5. Re-imagined practice
Once you get clearer on your why and the impact you want to have, then you can re-imagine the how. This is where new practice can be developed.
In stage five, we hit the place where it is time to be brave again. But as we start again, we do it with our eyes wide open. Knowing more than we knew before, we get back in the ring.
Kenda Creasy Dean teaches practical theology and social innovation at Princeton Theological Seminary. She says that 90% of first-time entrepreneurial ventures fail but 80% of second-time ventures succeed — yet 90% of first-time entrepreneurs don’t try again.
Our pivot ended with a birth of new things.
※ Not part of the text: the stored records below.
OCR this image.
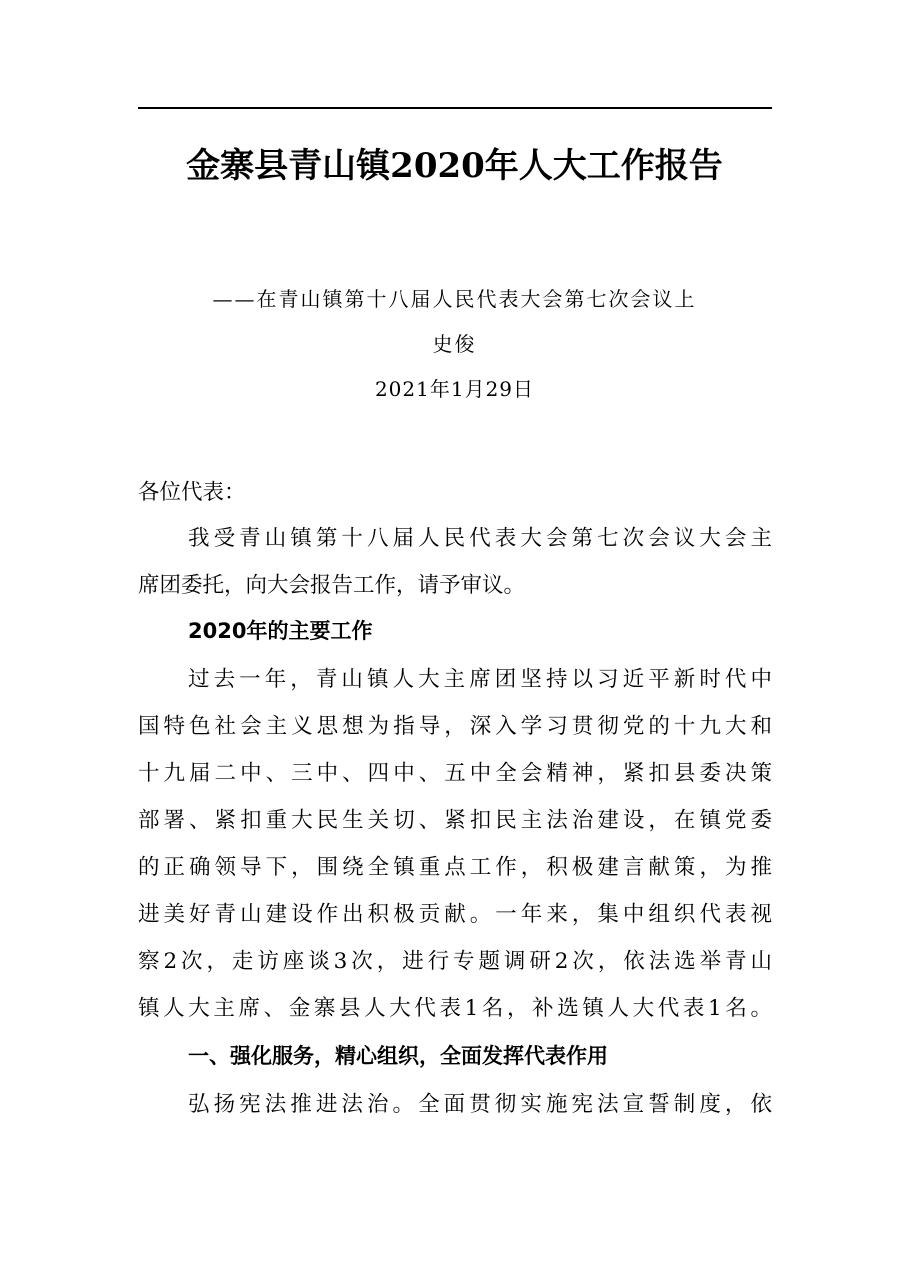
金寨县青山镇2020年人大工作报告

——在青山镇第十八届人民代表大会第七次会议上

史俊

2021年1月29日

各位代表：

我受青山镇第十八届人民代表大会第七次会议大会主

席团委托，向大会报告工作，请予审议。

2020年的主要工作

过去一年，青山镇人大主席团坚持以习近平新时代中

国特色社会主义思想为指导，深入学习贯彻党的十九大和

十九届二中、三中、四中、五中全会精神，紧扣县委决策

部署、紧扣重大民生关切、紧扣民主法治建设，在镇党委

的正确领导下，围绕全镇重点工作，积极建言献策，为推

进美好青山建设作出积极贡献。一年来，集中组织代表视

察2次，走访座谈3次，进行专题调研2次，依法选举青山

镇人大主席、金寨县人大代表1名，补选镇人大代表1名。

一、强化服务，精心组织，全面发挥代表作用

弘扬宪法推进法治。全面贯彻实施宪法宣誓制度，依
We decided to restructure all of our work into three new organizations, two in the U.K. and one in the U.S. In my new role, I am a co-founder and the lead cultivator of the U.S.-based RootedGood. The other spinoffs are Goodmakers Society and the Ti Group.
Rather than holding on to the complexity we once cherished, this restructuring allows each organization to focus on its mission and landscape and live out its prophetic imagination.
I have shared this five-stage process because I believe that the current disruption of a global pandemic is a moment in time where we, as Christian leaders and the church writ large, are being invited to pivot.
The world needs us to show up as a hopeful people and to be good news people. And this current crisis gives us the perfect opportunity to turn the world upside down with the gospel.